La physicalité du monde.

Bernadette Bensaude-Vincent, Se libérer de la matière. Fantasmes autour des nouvelles technologies, 2004.

Image1On entend souvent parler de l’époque contemporaine comme de l’âge de la communication et de l’information, avec ses corollaires techniques et technologiques, comme si nous étions désormais irréversiblement destinés à faire partie d’un monde idéel, dans lequel la réalité physique n’a qu’une place secondaire. Depuis les vingt ou trente dernières années nous assistons à un processus indéniable de dématérialisation, c’est-à-dire à une diminution quantitative de la matière nécessaire pour la production des biens de consommation et d’usage. Il faut de moins en moins de matière pour obtenir de plus en plus de performance, c’est-à-dire pour produire et commercialiser des produits plus petits, plus légers mais aussi de plus en plus éphémères et jetables. Cette dématérialisation est-elle une indication du fait que le monde physique ne compte plus pour nous ?

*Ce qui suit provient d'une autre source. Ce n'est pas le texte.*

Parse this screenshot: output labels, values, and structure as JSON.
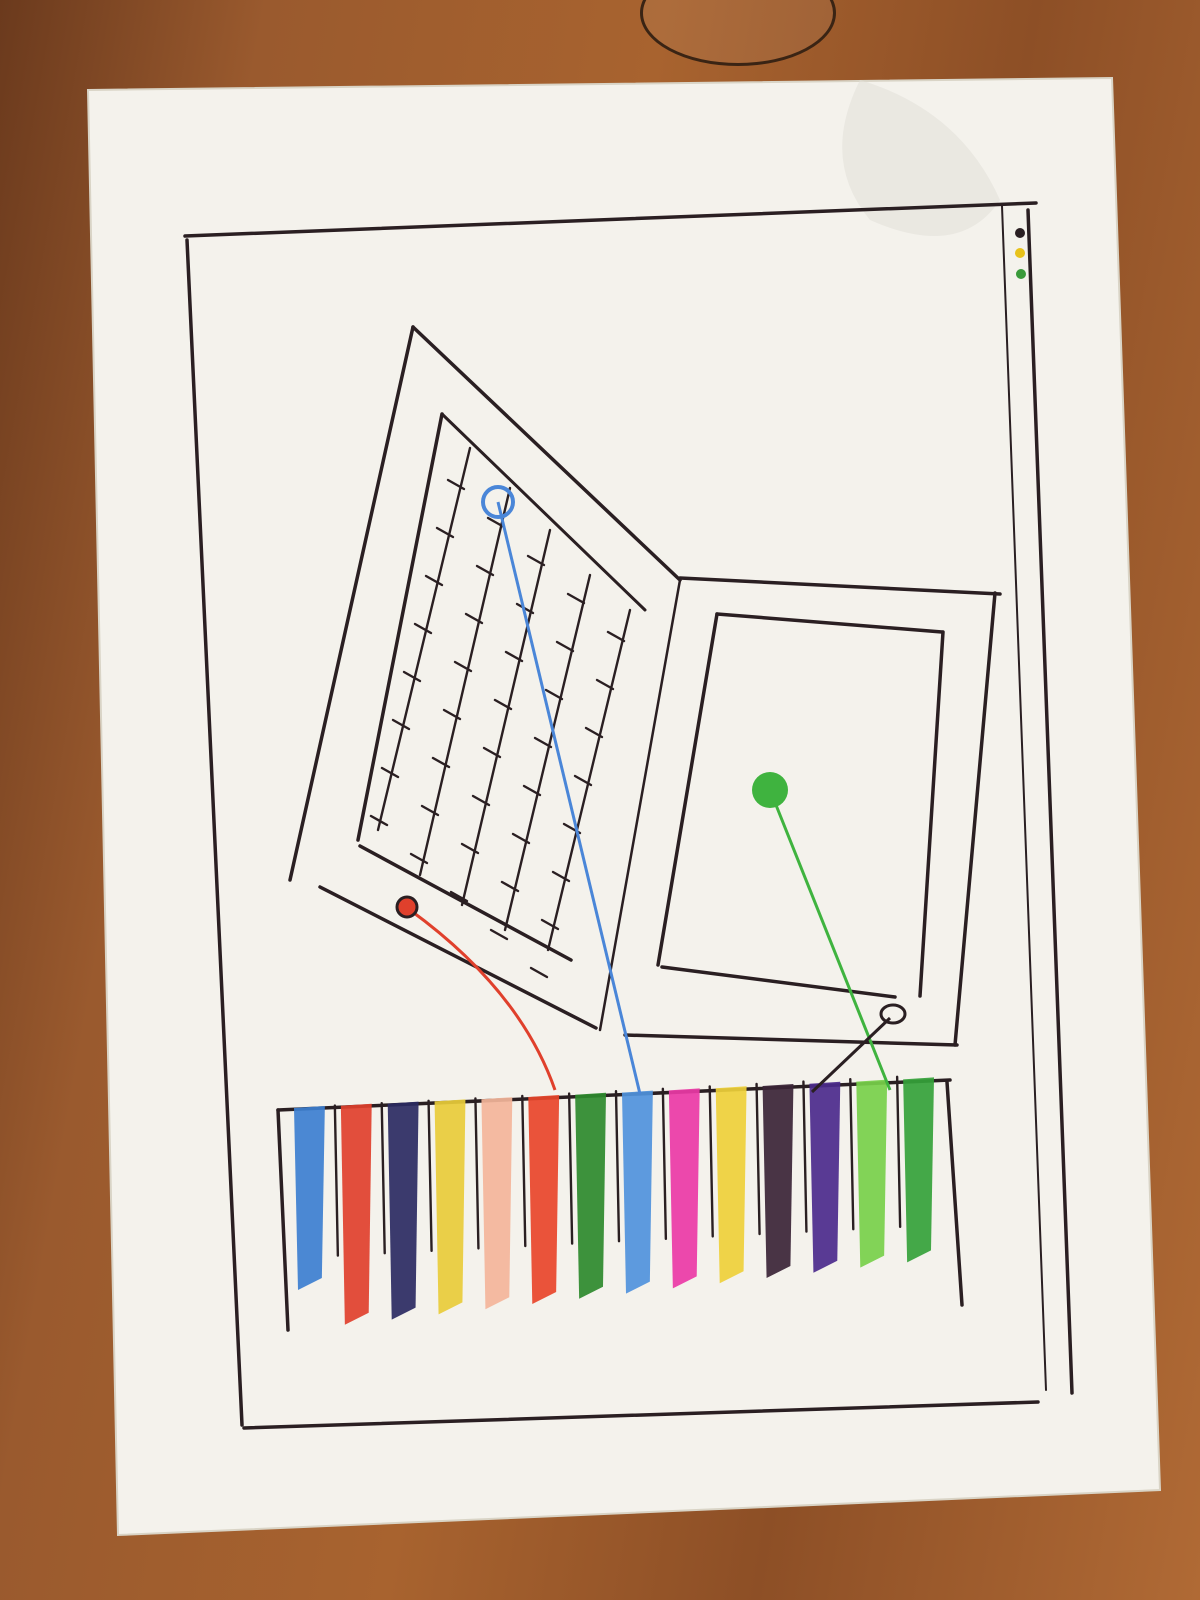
{
  "window": {
    "controls": [
      {
        "name": "close-dot",
        "color": "#2a1f22"
      },
      {
        "name": "minimize-dot",
        "color": "#e8c21a"
      },
      {
        "name": "maximize-dot",
        "color": "#3a9a3a"
      }
    ]
  },
  "pointers": {
    "blue": "#4a86d8",
    "red": "#e0402c",
    "green": "#3fb33f",
    "dark": "#2a1f22"
  },
  "palette": {
    "swatches": [
      {
        "icon": "blue-swatch",
        "color": "#3c7fd0"
      },
      {
        "icon": "red-swatch",
        "color": "#e0402c"
      },
      {
        "icon": "navy-swatch",
        "color": "#2a2a62"
      },
      {
        "icon": "yellow-swatch",
        "color": "#e8cc3a"
      },
      {
        "icon": "peach-swatch",
        "color": "#f3b59a"
      },
      {
        "icon": "orange-red-swatch",
        "color": "#e8452a"
      },
      {
        "icon": "green-swatch",
        "color": "#2c8a2c"
      },
      {
        "icon": "light-blue-swatch",
        "color": "#4f93dc"
      },
      {
        "icon": "pink-swatch",
        "color": "#ea3aa6"
      },
      {
        "icon": "gold-swatch",
        "color": "#eed03a"
      },
      {
        "icon": "dark-purple-swatch",
        "color": "#3a2436"
      },
      {
        "icon": "purple-swatch",
        "color": "#4b2a8c"
      },
      {
        "icon": "lime-swatch",
        "color": "#77d04a"
      },
      {
        "icon": "forest-swatch",
        "color": "#34a23a"
      }
    ]
  }
}
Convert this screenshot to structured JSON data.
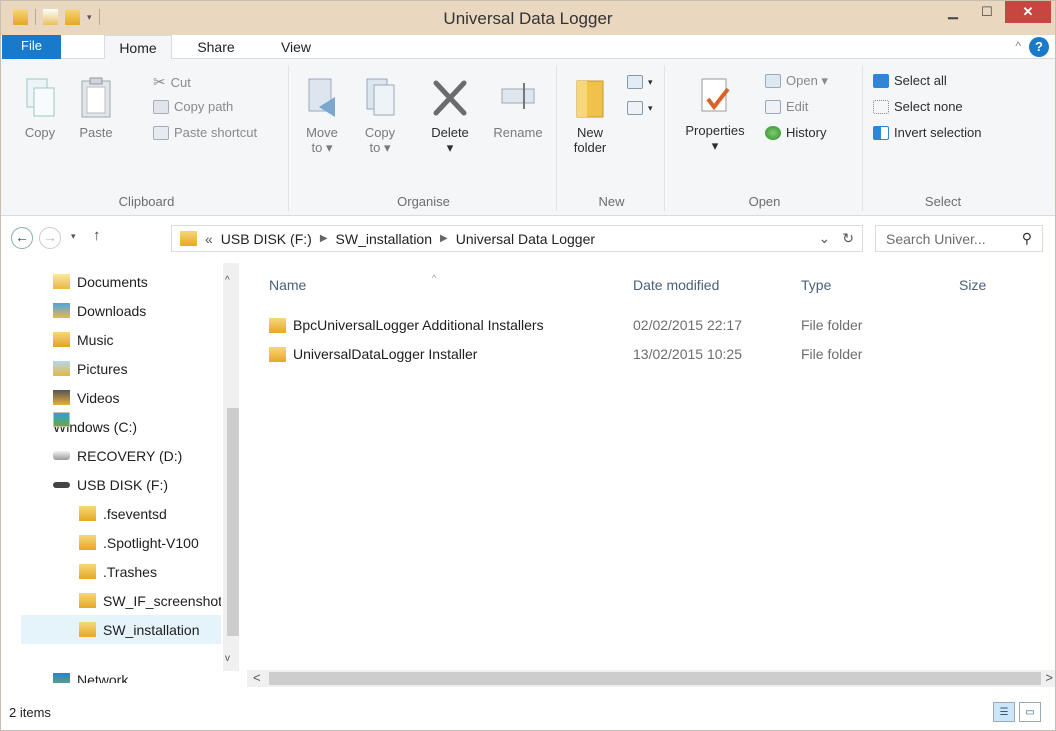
{
  "window": {
    "title": "Universal Data Logger"
  },
  "ribbon_tabs": [
    "File",
    "Home",
    "Share",
    "View"
  ],
  "ribbon": {
    "clipboard": {
      "title": "Clipboard",
      "copy": "Copy",
      "paste": "Paste",
      "cut": "Cut",
      "copy_path": "Copy path",
      "paste_shortcut": "Paste shortcut"
    },
    "organise": {
      "title": "Organise",
      "move_to": [
        "Move",
        "to ▾"
      ],
      "copy_to": [
        "Copy",
        "to ▾"
      ],
      "delete": "Delete",
      "rename": "Rename"
    },
    "new": {
      "title": "New",
      "new_folder": [
        "New",
        "folder"
      ]
    },
    "open": {
      "title": "Open",
      "properties": "Properties",
      "open": "Open ▾",
      "edit": "Edit",
      "history": "History"
    },
    "select": {
      "title": "Select",
      "select_all": "Select all",
      "select_none": "Select none",
      "invert": "Invert selection"
    }
  },
  "address": {
    "prefix": "«",
    "crumbs": [
      "USB DISK (F:)",
      "SW_installation",
      "Universal Data Logger"
    ]
  },
  "search": {
    "placeholder": "Search Univer..."
  },
  "nav_pane": [
    {
      "label": "Documents",
      "icon": "documents-icon"
    },
    {
      "label": "Downloads",
      "icon": "downloads-icon"
    },
    {
      "label": "Music",
      "icon": "music-icon"
    },
    {
      "label": "Pictures",
      "icon": "pictures-icon"
    },
    {
      "label": "Videos",
      "icon": "videos-icon"
    },
    {
      "label": "Windows (C:)",
      "icon": "drive-icon"
    },
    {
      "label": "RECOVERY (D:)",
      "icon": "drive-icon"
    },
    {
      "label": "USB DISK (F:)",
      "icon": "usb-drive-icon"
    },
    {
      "label": ".fseventsd",
      "icon": "folder-icon"
    },
    {
      "label": ".Spotlight-V100",
      "icon": "folder-icon"
    },
    {
      "label": ".Trashes",
      "icon": "folder-icon"
    },
    {
      "label": "SW_IF_screenshots",
      "icon": "folder-icon"
    },
    {
      "label": "SW_installation",
      "icon": "folder-icon",
      "selected": true
    },
    {
      "label": "Network",
      "icon": "network-icon"
    }
  ],
  "columns": {
    "name": "Name",
    "date": "Date modified",
    "type": "Type",
    "size": "Size"
  },
  "files": [
    {
      "name": "BpcUniversalLogger Additional Installers",
      "date": "02/02/2015 22:17",
      "type": "File folder"
    },
    {
      "name": "UniversalDataLogger Installer",
      "date": "13/02/2015 10:25",
      "type": "File folder"
    }
  ],
  "status": {
    "item_count": "2 items"
  }
}
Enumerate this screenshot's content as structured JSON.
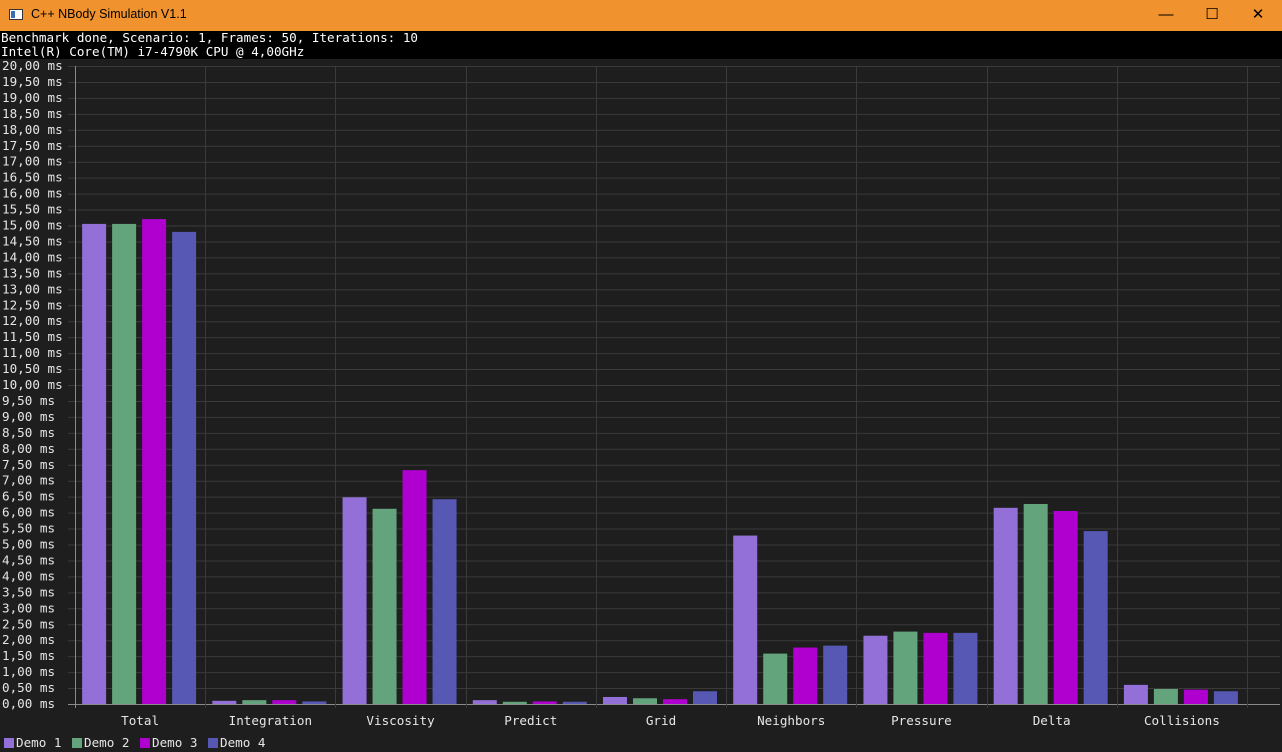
{
  "window": {
    "title": "C++ NBody Simulation V1.1",
    "controls": {
      "minimize": "—",
      "maximize": "☐",
      "close": "✕"
    },
    "icon": "app-window-icon"
  },
  "info": {
    "line1": "Benchmark done, Scenario: 1, Frames: 50, Iterations: 10",
    "line2": "Intel(R) Core(TM) i7-4790K CPU @ 4,00GHz"
  },
  "colors": {
    "titlebar": "#f0922e",
    "background": "#1e1e1e",
    "grid": "#3a3a3a",
    "axis": "#8a8a8a",
    "text": "#e6e6e6"
  },
  "chart_data": {
    "type": "bar",
    "title": "",
    "xlabel": "",
    "ylabel": "",
    "y_unit_suffix": " ms",
    "ylim": [
      0,
      20
    ],
    "ytick_step": 0.5,
    "grid": true,
    "legend_position": "bottom-left",
    "categories": [
      "Total",
      "Integration",
      "Viscosity",
      "Predict",
      "Grid",
      "Neighbors",
      "Pressure",
      "Delta",
      "Collisions"
    ],
    "series": [
      {
        "name": "Demo 1",
        "color": "#9370d8",
        "values": [
          15.05,
          0.1,
          6.48,
          0.12,
          0.22,
          5.28,
          2.14,
          6.15,
          0.6
        ]
      },
      {
        "name": "Demo 2",
        "color": "#63a47c",
        "values": [
          15.05,
          0.12,
          6.12,
          0.07,
          0.18,
          1.58,
          2.27,
          6.27,
          0.47
        ]
      },
      {
        "name": "Demo 3",
        "color": "#b000d0",
        "values": [
          15.2,
          0.12,
          7.33,
          0.08,
          0.15,
          1.77,
          2.23,
          6.05,
          0.45
        ]
      },
      {
        "name": "Demo 4",
        "color": "#5658b4",
        "values": [
          14.8,
          0.08,
          6.42,
          0.07,
          0.4,
          1.83,
          2.23,
          5.42,
          0.4
        ]
      }
    ]
  }
}
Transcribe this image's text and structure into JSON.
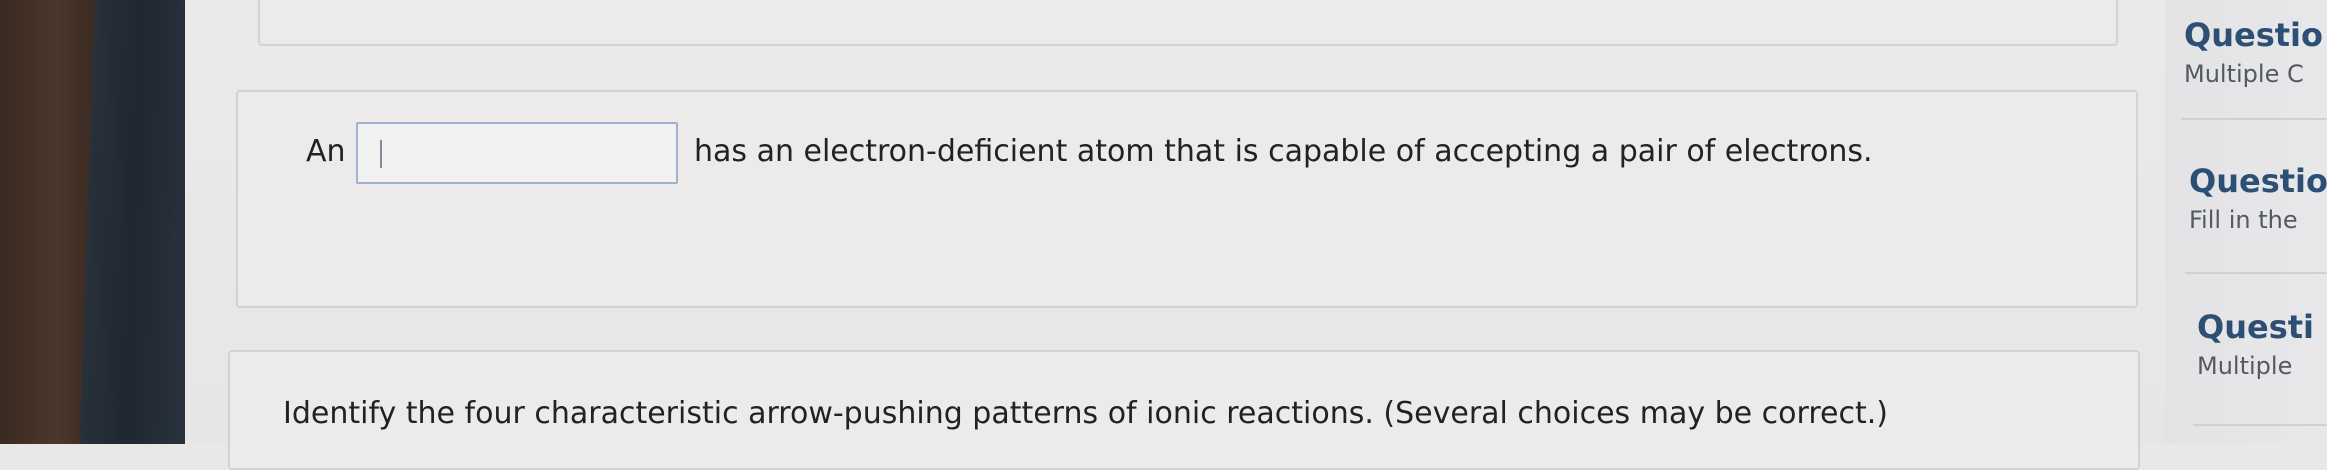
{
  "question_1": {
    "prefix": "An",
    "blank_value": "",
    "suffix": "has an electron-deficient atom that is capable of accepting a pair of electrons."
  },
  "question_2": {
    "text": "Identify the four characteristic arrow-pushing patterns of ionic reactions. (Several choices may be correct.)"
  },
  "sidebar": {
    "items": [
      {
        "title": "Questio",
        "subtitle": "Multiple C"
      },
      {
        "title": "Questio",
        "subtitle": "Fill in the"
      },
      {
        "title": "Questi",
        "subtitle": "Multiple"
      }
    ]
  }
}
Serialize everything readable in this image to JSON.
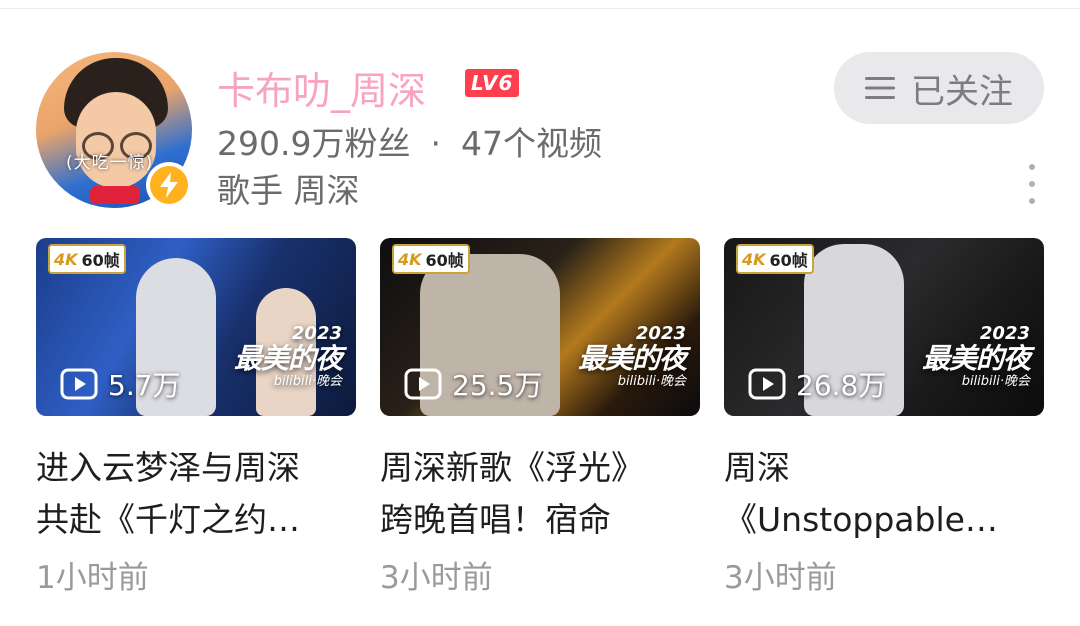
{
  "channel": {
    "name": "卡布叻_周深",
    "level": "LV6",
    "fans": "290.9万粉丝",
    "separator": "·",
    "videos": "47个视频",
    "description": "歌手 周深",
    "avatar_text": "(大吃一惊)",
    "follow_label": "已关注",
    "colors": {
      "name": "#f7a4bf",
      "level_badge": "#ff3f4e",
      "verify_badge": "#ffb21e"
    }
  },
  "videos": [
    {
      "quality": "4K",
      "fps": "60帧",
      "plays": "5.7万",
      "gala_year": "2023",
      "gala_title": "最美的夜",
      "gala_brand": "bilibili·晚会",
      "title_line1": "进入云梦泽与周深",
      "title_line2": "共赴《千灯之约…",
      "time": "1小时前"
    },
    {
      "quality": "4K",
      "fps": "60帧",
      "plays": "25.5万",
      "gala_year": "2023",
      "gala_title": "最美的夜",
      "gala_brand": "bilibili·晚会",
      "title_line1": "周深新歌《浮光》",
      "title_line2": "跨晚首唱！宿命",
      "time": "3小时前"
    },
    {
      "quality": "4K",
      "fps": "60帧",
      "plays": "26.8万",
      "gala_year": "2023",
      "gala_title": "最美的夜",
      "gala_brand": "bilibili·晚会",
      "title_line1": "周深",
      "title_line2": "《Unstoppable…",
      "time": "3小时前"
    }
  ]
}
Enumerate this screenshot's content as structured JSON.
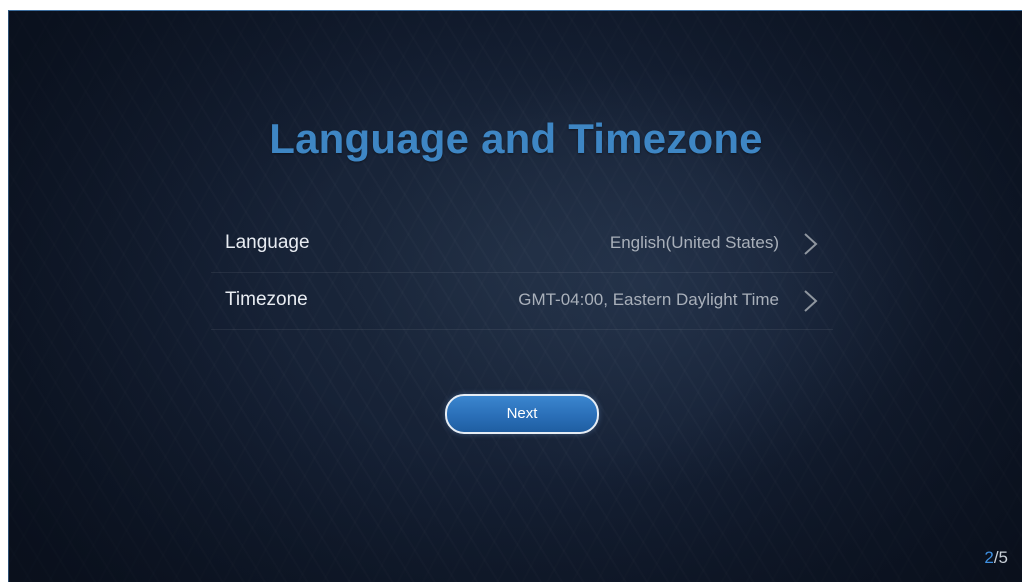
{
  "title": "Language and Timezone",
  "settings": [
    {
      "label": "Language",
      "value": "English(United States)",
      "icon": "chevron-right-icon"
    },
    {
      "label": "Timezone",
      "value": "GMT-04:00, Eastern Daylight Time",
      "icon": "chevron-right-icon"
    }
  ],
  "next_button": {
    "label": "Next"
  },
  "pager": {
    "current": "2",
    "total": "/5"
  },
  "colors": {
    "title": "#3e86c4",
    "button": "#2a6fb8",
    "pager_current": "#3e8fe0",
    "background": "#152034"
  }
}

Voici la question centrale d’un ouvrage consacré à montrer que la dématérialisation, bien qu’au moins partiellement avérée, n’implique nullement une perte d’importance des aspects physiques de la matière. En effet, Bernadette Bensaude-Vincent rappelle que la matière est un concept abstrait, dont la formation a conditionné toute l’histoire de la science occidentale (p. 40 et suivantes), alors que le monde physique est le point de départ à partir duquel le processus de dématérialisation a eu lieu et il ne s’y résume pas. En ce sens, la dématérialisation indique que le rapport au monde physique se transforme, car nous n’avons plus désormais à nous confronter à une matière indistincte, mais plutôt à des matériaux dans leur singularité et dans leur spécificité.

La thèse proposée ici par Bernadette Bensaude-Vincent présente l’avantage d’articuler plusieurs perspectives disciplinaires et intellectuelles ; son parcours est éloquent : une formation de philosophie orientée vers les sciences contemporaines, une investigation de l’histoire conceptuelle de la chimie qui débouche sur une thèse de doctorat atypique dans le panorama de la philosophie des sciences française et une appropriation des travaux de sociologie des sciences et des techniques, dont témoigne un ouvrage co-rédigé avec Isabelle Stengers sur l’histoire de la chimie. En conséquence de son intérêt pour la sociologie, Bernadette Bensaude-Vincent a récemment concentré son attention à la relation entre les sciences et le public, en développant une réflexion originale sur l’histoire de la vulgarisation.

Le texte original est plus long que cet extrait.